On this very day in Manchester England pop star Ariana Grande will return to headline a star-studded "One Love Manchester " concert in memory of the victims of the bombing attack on her show. "We will not quit or operate in fear. We won't let this divide us. We won't let hate win," she says. "Our response to this violence must be to come closer together, to help each other, to love more, to sing louder and to live more kindly and generously than we did before."
World television rights for the show are already arranged, and I can foresee one of the largest Tv audiences ever is guaranteed as younger people in every nation and culture identify with the aims of the return show.
Some of the biggest names of the pop world, Justin Bieber, Katy Perry, Miley Cyrus, Pharrell Williams are hardly everyone's idea of a new Pentecost, but don't be too quick to dismiss the versatility of the Spirit! The first Pentecost did not feature religious or political leadership - it
was a spontaneous outpouring among dejected disciples, children, fishermen, artisans, pilgrims and tourists, people with ostensibly nothing in common. But the Spirit tapped into a common need, a thirst, a hunger, and tribalism was defeated even in the heart of tribal Jerusalem. And it proved irresistible.
And what will be different about Pentecost Manchester? Nothing much. Millions of the youth of the world, whether at the Old Trafford stadium or through the world-wide television audience, will unite in a popfest so laced with positive potential as to galvanise a generation of the world's youth to claim a better way, of peace, unity and mutual acceptance. Such is the power and influence of pop culture, borne by television into every corner of planet earth, that a 21st cent Pentecost uprising should be prayed for TODAY.

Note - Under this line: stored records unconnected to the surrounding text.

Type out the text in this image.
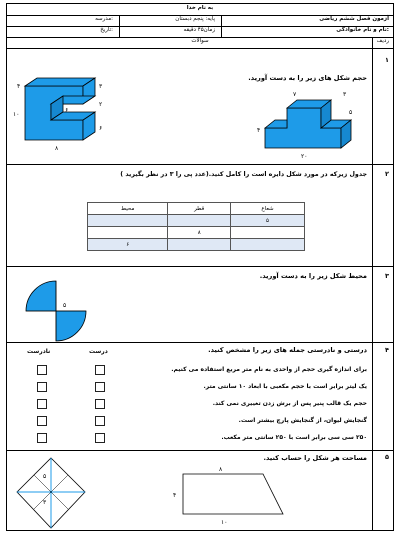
به نام خدا
آزمون فصل ششم ریاضی
پایه: پنجم دبستان
مدرسه:
نام و نام خانوادگی:
زمان۴۵ دقیقه
تاریخ:
ردیف
سوالات
۱
حجم شکل های زیر را به دست آورید.
۴	۳
۲
۶
۱۰
۸
۶
۷	۳
۵
۴
۲۰
۲
جدول زیرکه در مورد شکل دایره است را کامل کنید.(عدد پی را ۳ در نظر بگیرید )
محیط	قطر	شعاع
		۵
	۸	
۶		
۳
محیط شکل زیر را به دست آورید.
۵
۴
درستی و نادرستی جمله های زیر را مشخص کنید.
درست
نادرست
برای اندازه گیری حجم از واحدی به نام متر مربع استفاده می کنیم.
یک لیتر برابر است با حجم مکعبی با ابعاد ۱۰ سانتی متر.
حجم یک قالب پنیر پس از برش زدن تغییری نمی کند.
گنجایش لیوان، از گنجایش پارچ بیشتر است.
۲۵۰ سی سی برابر است با ۲۵۰ سانتی متر مکعب.
۵
مساحت هر شکل را حساب کنید.
۵
۳
۸
۴
۱۰
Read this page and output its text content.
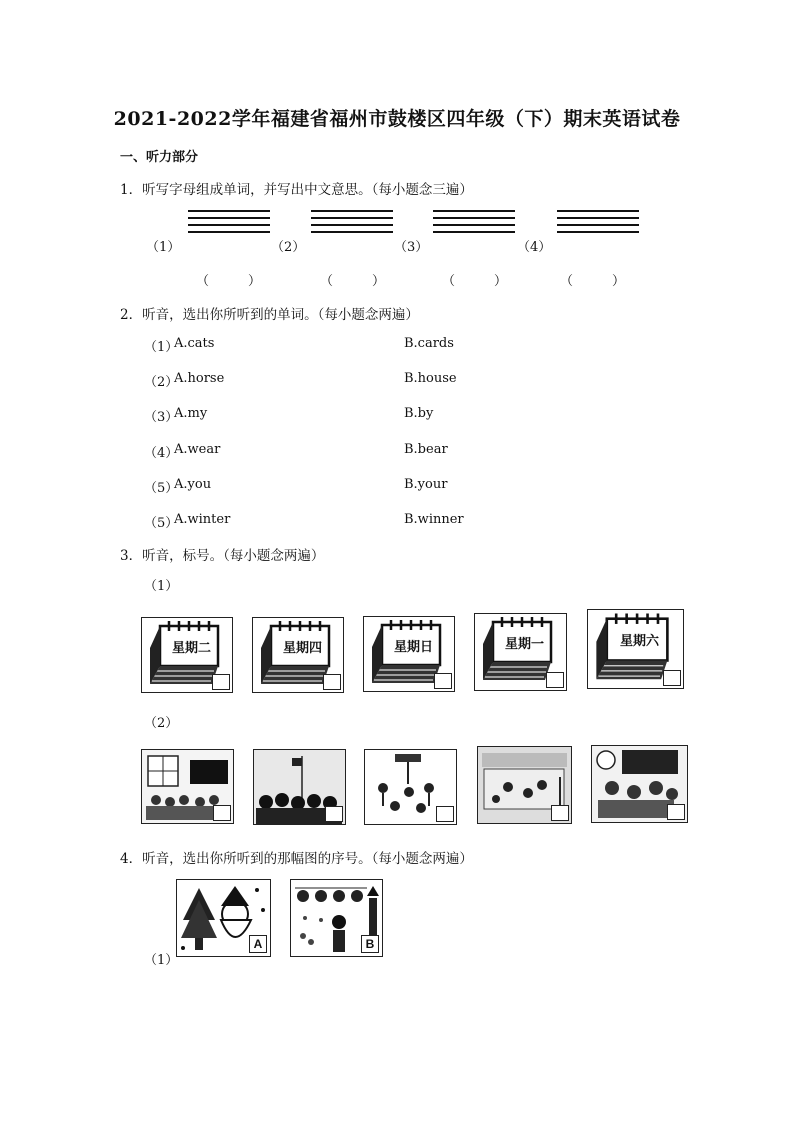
2021-2022学年福建省福州市鼓楼区四年级（下）期末英语试卷
一、听力部分
1．听写字母组成单词，并写出中文意思。（每小题念三遍）
（1）
（　　　）
（2）
（　　　）
（3）
（　　　）
（4）
（　　　）
2．听音，选出你所听到的单词。（每小题念两遍）
（1）
A.cats	B.cards
（2）
A.horse	B.house
（3）
A.my	B.by
（4）
A.wear	B.bear
（5）
A.you	B.your
（5）
A.winter	B.winner
3．听音，标号。（每小题念两遍）
（1）
星期二	星期四	星期日	星期一	星期六
（2）
4．听音，选出你所听到的那幅图的序号。（每小题念两遍）
A	B
（1）
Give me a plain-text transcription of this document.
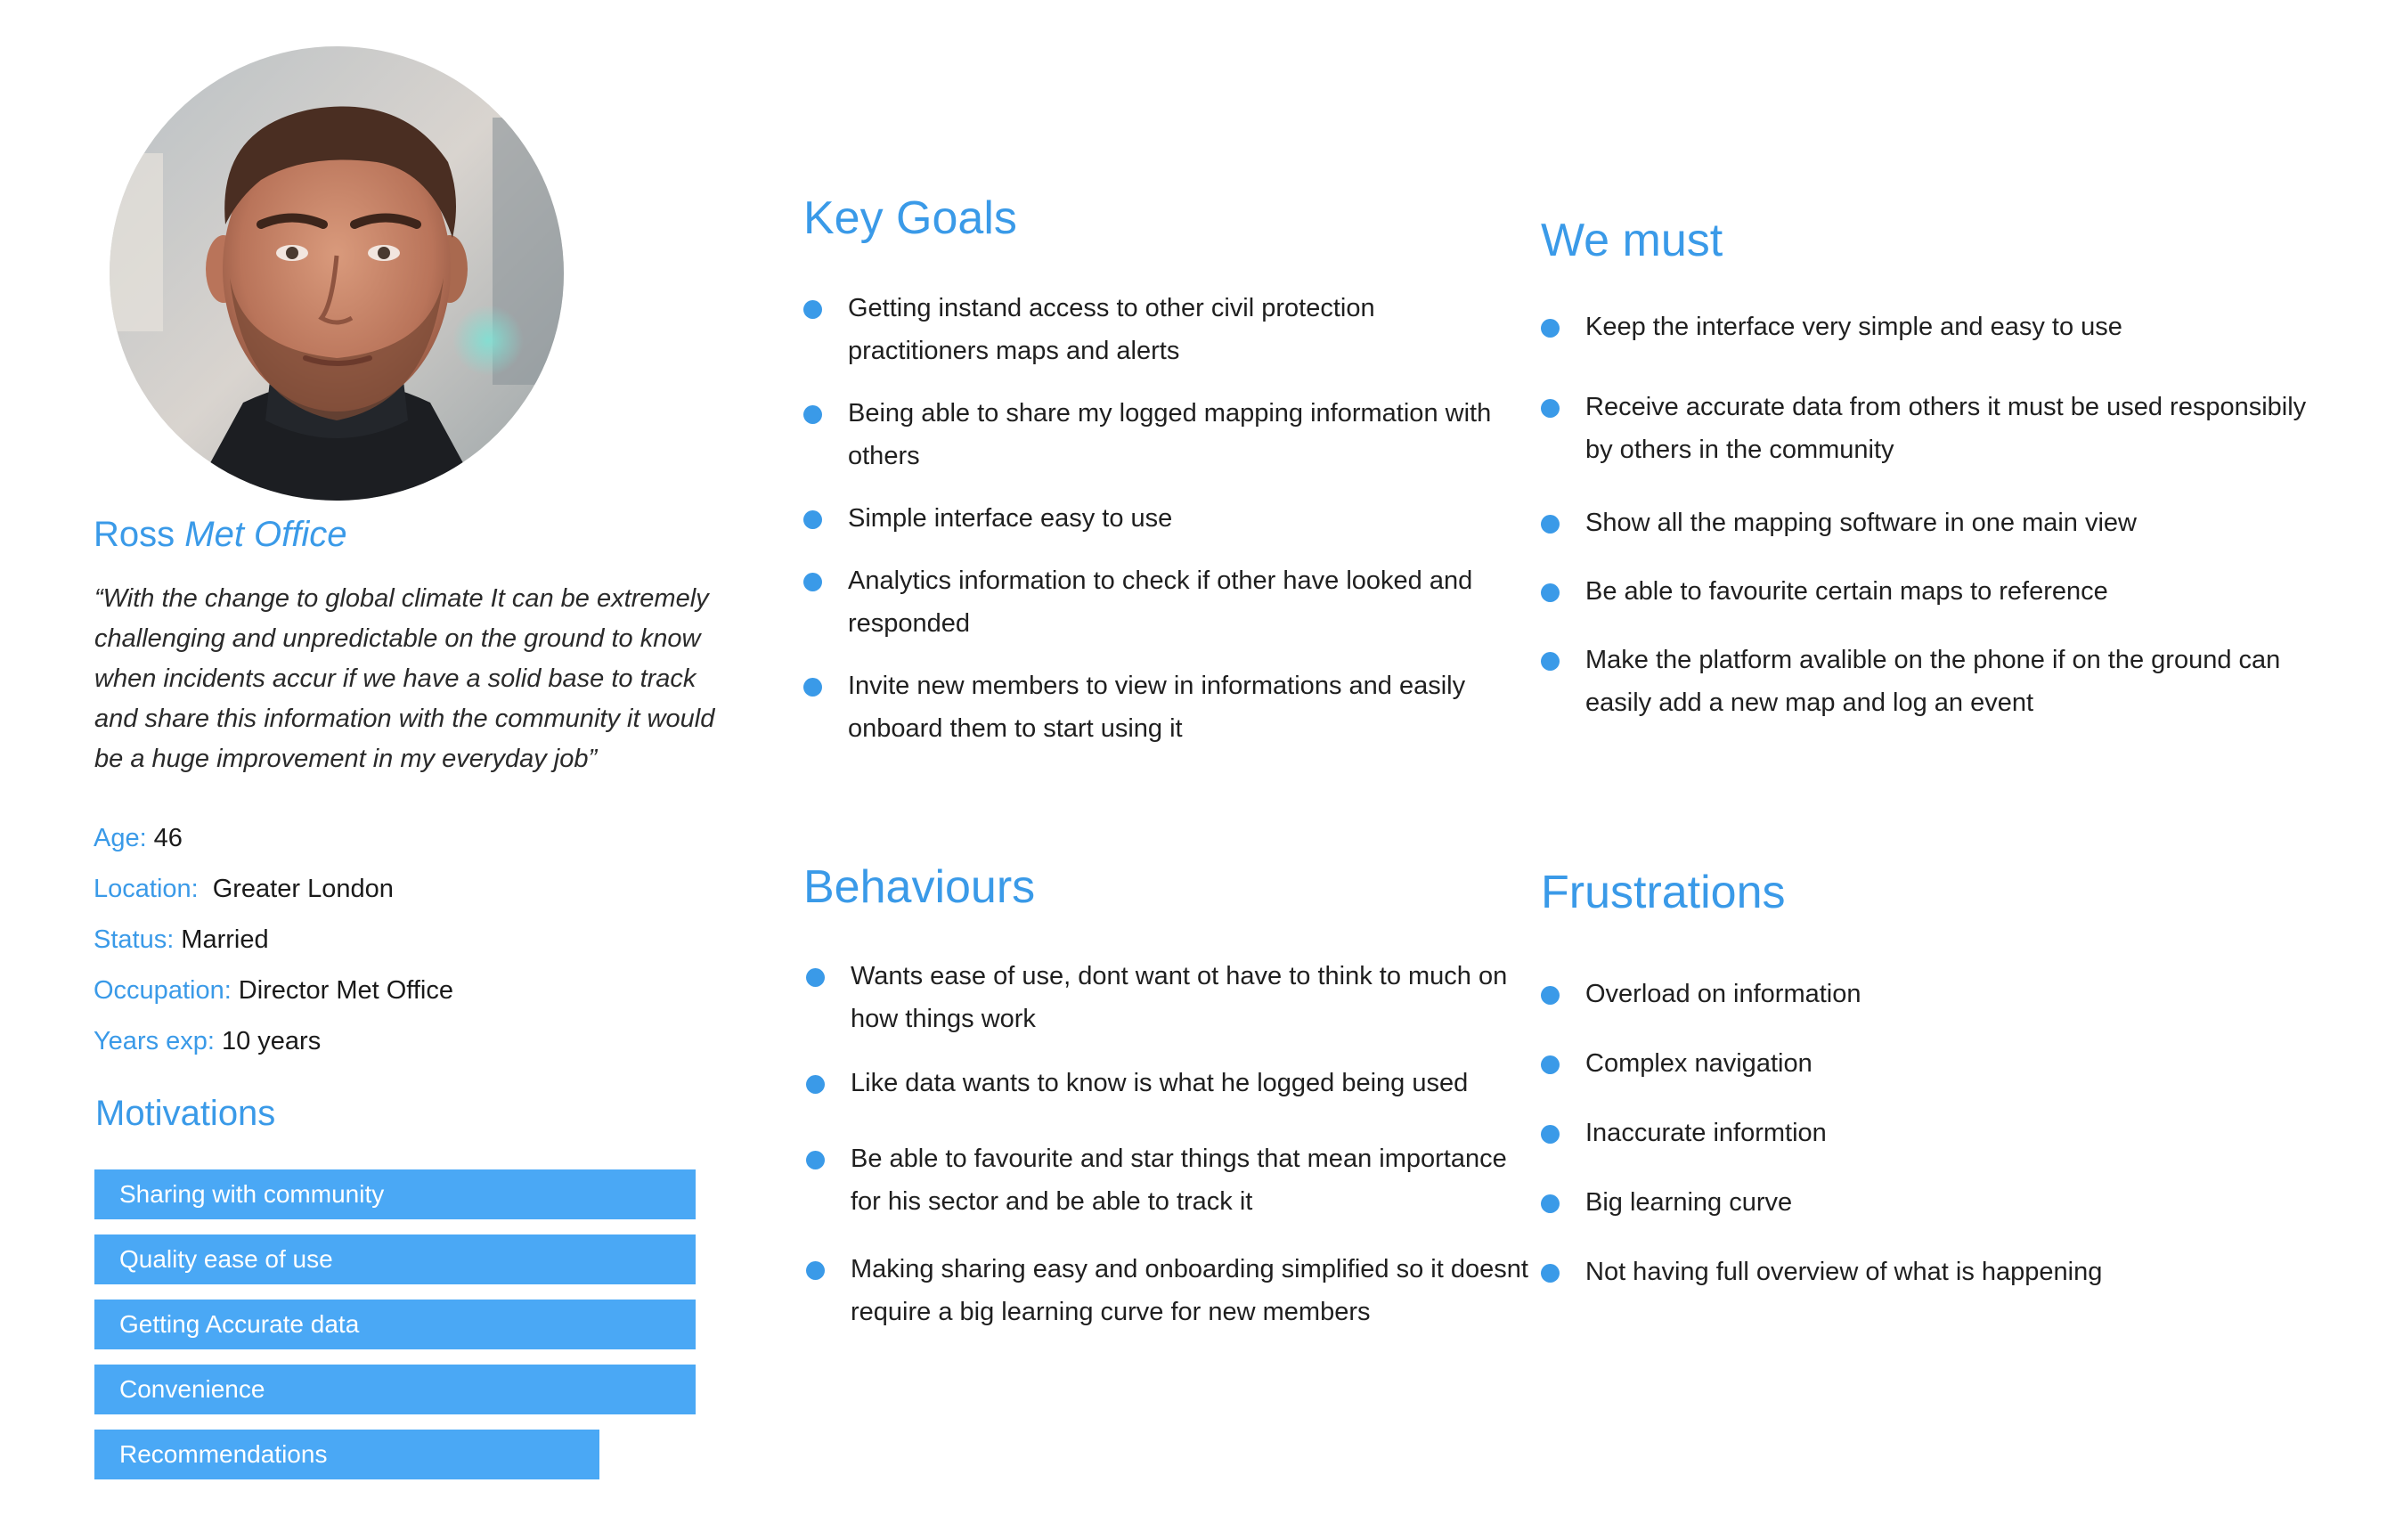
Ross Met Office

“With the change to global climate It can be extremely challenging and unpredictable on the ground to know when incidents accur if we have a solid base to track and share this information with the community it would be a huge improvement in my everyday job”

Age: 46
Location: Greater London
Status: Married
Occupation: Director Met Office
Years exp: 10 years
Motivations
Sharing with community
Quality ease of use
Getting Accurate data
Convenience
Recommendations
Key Goals
Getting instand access to other civil protection practitioners maps and alerts
Being able to share my logged mapping information with others
Simple interface easy to use
Analytics information to check if other have looked and responded
Invite new members to view in informations and easily onboard them to start using it
We must
Keep the interface very simple and easy to use
Receive accurate data from others it must be used responsibily by others in the community
Show all the mapping software in one main view
Be able to favourite certain maps to reference
Make the platform avalible on the phone if on the ground can easily add a new map and log an event
Behaviours
Wants ease of use, dont want ot have to think to much on how things work
Like data wants to know is what he logged being used
Be able to favourite and star things that mean importance for his sector and be able to track it
Making sharing easy and onboarding simplified so it doesnt require a big learning curve for new members
Frustrations
Overload on information
Complex navigation
Inaccurate informtion
Big learning curve
Not having full overview of what is happening
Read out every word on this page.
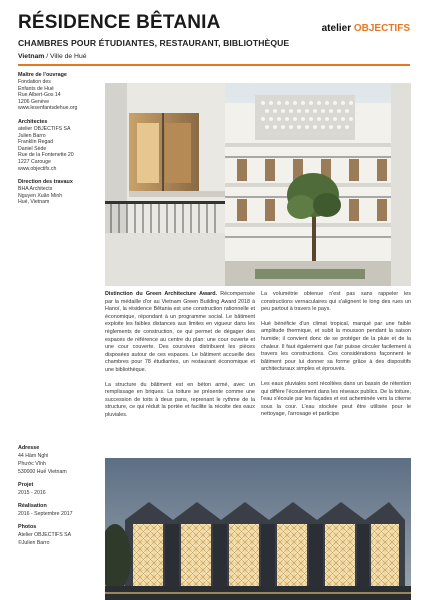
RÉSIDENCE BÊTANIA
CHAMBRES POUR ÉTUDIANTES, RESTAURANT, BIBLIOTHÈQUE
Vietnam / Ville de Hué
atelier OBJECTIFS
Maître de l'ouvrage
Fondation des
Enfants de Hué
Rue Albert-Gos 14
1206 Genève
www.lesenfantsdehue.org
Architectes
atelier OBJECTIFS SA
Julien Barro
Franklin Regad
Daniel Sède
Rue de la Fontenette 20
1227 Carouge
www.objectifs.ch
Direction des travaux
BHA Architects
Nguyen Xuân Minh
Hué, Vietnam
Adresse
44 Hàm Nghi
Phước Vĩnh
530000 Huế Vietnam
Projet
2015 - 2016
Réalisation
2016 - Septembre 2017
Photos
Atelier OBJECTIFS SA
©Julien Barro

Distinction du Green Architecture Award. Récompensée par la médaille d'or au Vietnam Green Building Award 2018 à Hanoï, la résidence Bêtania est une construction rationnelle et économique, répondant à un programme social. Le bâtiment exploite les faibles distances aux limites en vigueur dans les règlements de construction, ce qui permet de dégager des espaces de référence au centre du plan: une cour ouverte et une cour couverte. Des coursives distribuent les pièces disposées autour de ces espaces. Le bâtiment accueille des chambres pour 78 étudiantes, un restaurant économique et une bibliothèque.

La structure du bâtiment est en béton armé, avec un remplissage en briques. La toiture se présente comme une succession de toits à deux pans, reprenant le rythme de la structure, ce qui réduit la portée et facilite la récolte des eaux pluviales.

La volumétrie obtenue n'est pas sans rappeler les constructions vernaculaires qui s'alignent le long des rues un peu partout à travers le pays.

Hué bénéficie d'un climat tropical, marqué par une faible amplitude thermique, et subit la mousson pendant la saison humide; il convient donc de se protéger de la pluie et de la chaleur. Il faut également que l'air puisse circuler facilement à travers les constructions. Ces considérations façonnent le bâtiment pour lui donner sa forme grâce à des dispositifs architecturaux simples et éprouvés.

Les eaux pluviales sont récoltées dans un bassin de rétention qui différe l'écoulement dans les réseaux publics. De la toiture, l'eau s'écoule par les façades et est acheminée vers la citerne sous la cour. L'eau stockée peut être utilisée pour le nettoyage, l'arrosage et participe
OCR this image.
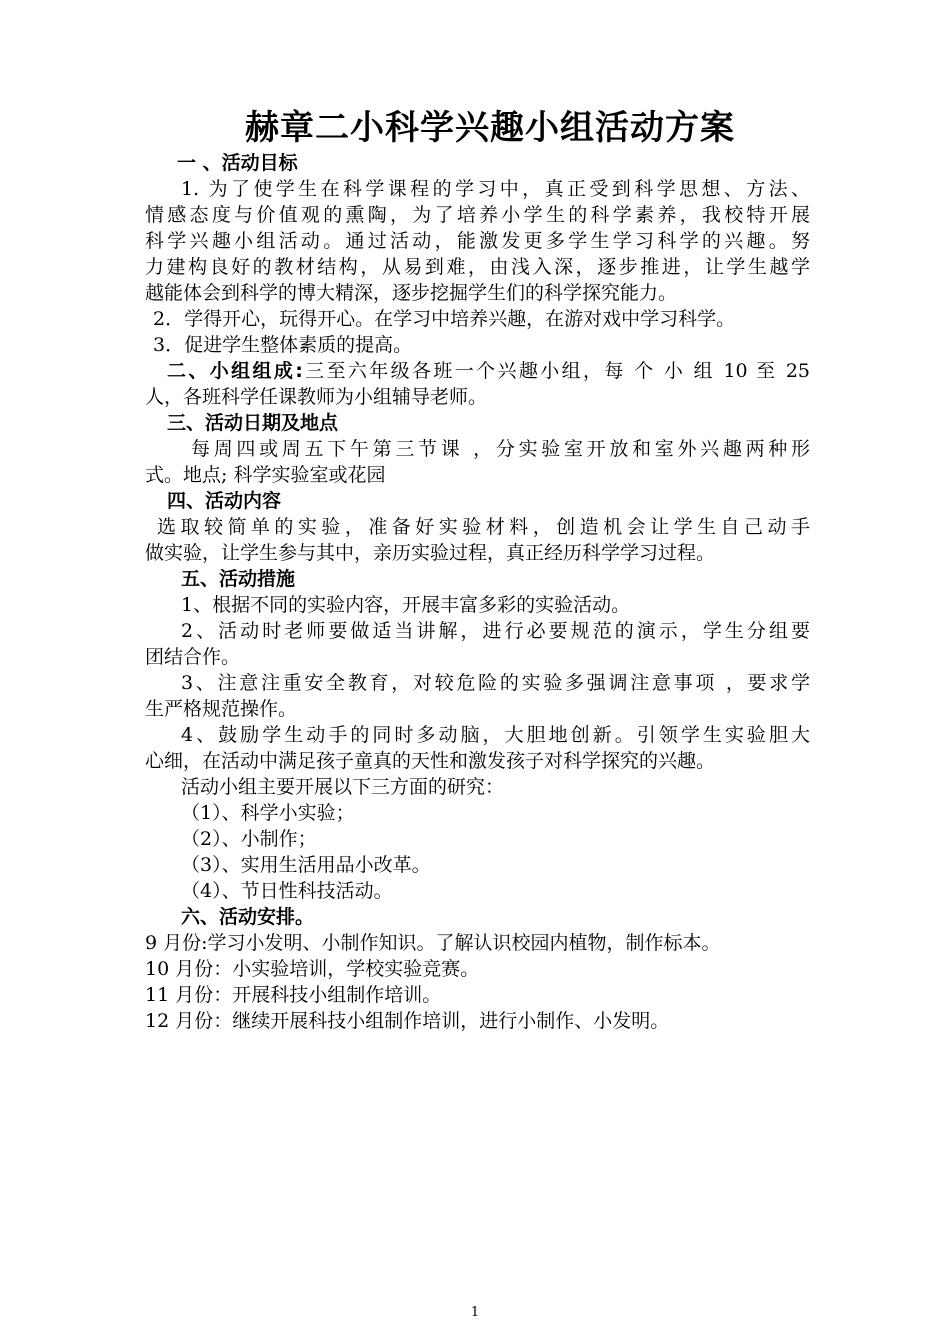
赫章二小科学兴趣小组活动方案
一 、活动目标
1. 为了使学生在科学课程的学习中，真正受到科学思想、方法、
情感态度与价值观的熏陶，为了培养小学生的科学素养，我校特开展
科学兴趣小组活动。通过活动，能激发更多学生学习科学的兴趣。努
力建构良好的教材结构，从易到难，由浅入深，逐步推进，让学生越学
越能体会到科学的博大精深，逐步挖掘学生们的科学探究能力。
2．学得开心，玩得开心。在学习中培养兴趣，在游对戏中学习科学。
3．促进学生整体素质的提高。
二、小组组成:三至六年级各班一个兴趣小组，每 个 小 组 10 至 25
人，各班科学任课教师为小组辅导老师。
三、活动日期及地点
每周四或周五下午第三节课 ，分实验室开放和室外兴趣两种形
式。地点; 科学实验室或花园
四、活动内容
选取较简单的实验，准备好实验材料，创造机会让学生自己动手
做实验，让学生参与其中，亲历实验过程，真正经历科学学习过程。
五、活动措施
1、根据不同的实验内容，开展丰富多彩的实验活动。
2、活动时老师要做适当讲解，进行必要规范的演示，学生分组要
团结合作。
3、注意注重安全教育，对较危险的实验多强调注意事项 ，要求学
生严格规范操作。
4、鼓励学生动手的同时多动脑，大胆地创新。引领学生实验胆大
心细，在活动中满足孩子童真的天性和激发孩子对科学探究的兴趣。
活动小组主要开展以下三方面的研究：
（1）、科学小实验；
（2）、小制作；
（3）、实用生活用品小改革。
（4）、节日性科技活动。
六、活动安排。
9 月份:学习小发明、小制作知识。了解认识校园内植物，制作标本。
10 月份：小实验培训，学校实验竞赛。
11 月份：开展科技小组制作培训。
12 月份：继续开展科技小组制作培训，进行小制作、小发明。
1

At the Jesus Pentecost the followers of the way are challenged to think beyond tribalism, to dream dreams and see visions.
Imagine! Imagine a 21st century Pentecost where rather than speaking in languages that we’ve never understood before, we begin to listen to those who we’ve failed to understand before. Imagine a 21st century Pentecost where Christians, Muslims, Jews, Hindus, Buddhists, Sikhs, Taoists, Baha’is and atheists begin to listen to one another. Imagine an audacious Spirit calling us beyond Christianity’s exclusivism.
Imagine a vision of Pentecost where the wind and the fire represent God out of the box. Reign of God is to be realized in all its chaotic splendour,we must put on a new hat, and strip ourselves of the ethnocentrism and chauvinism that cloaks our faith and walk brazenly down the aisle.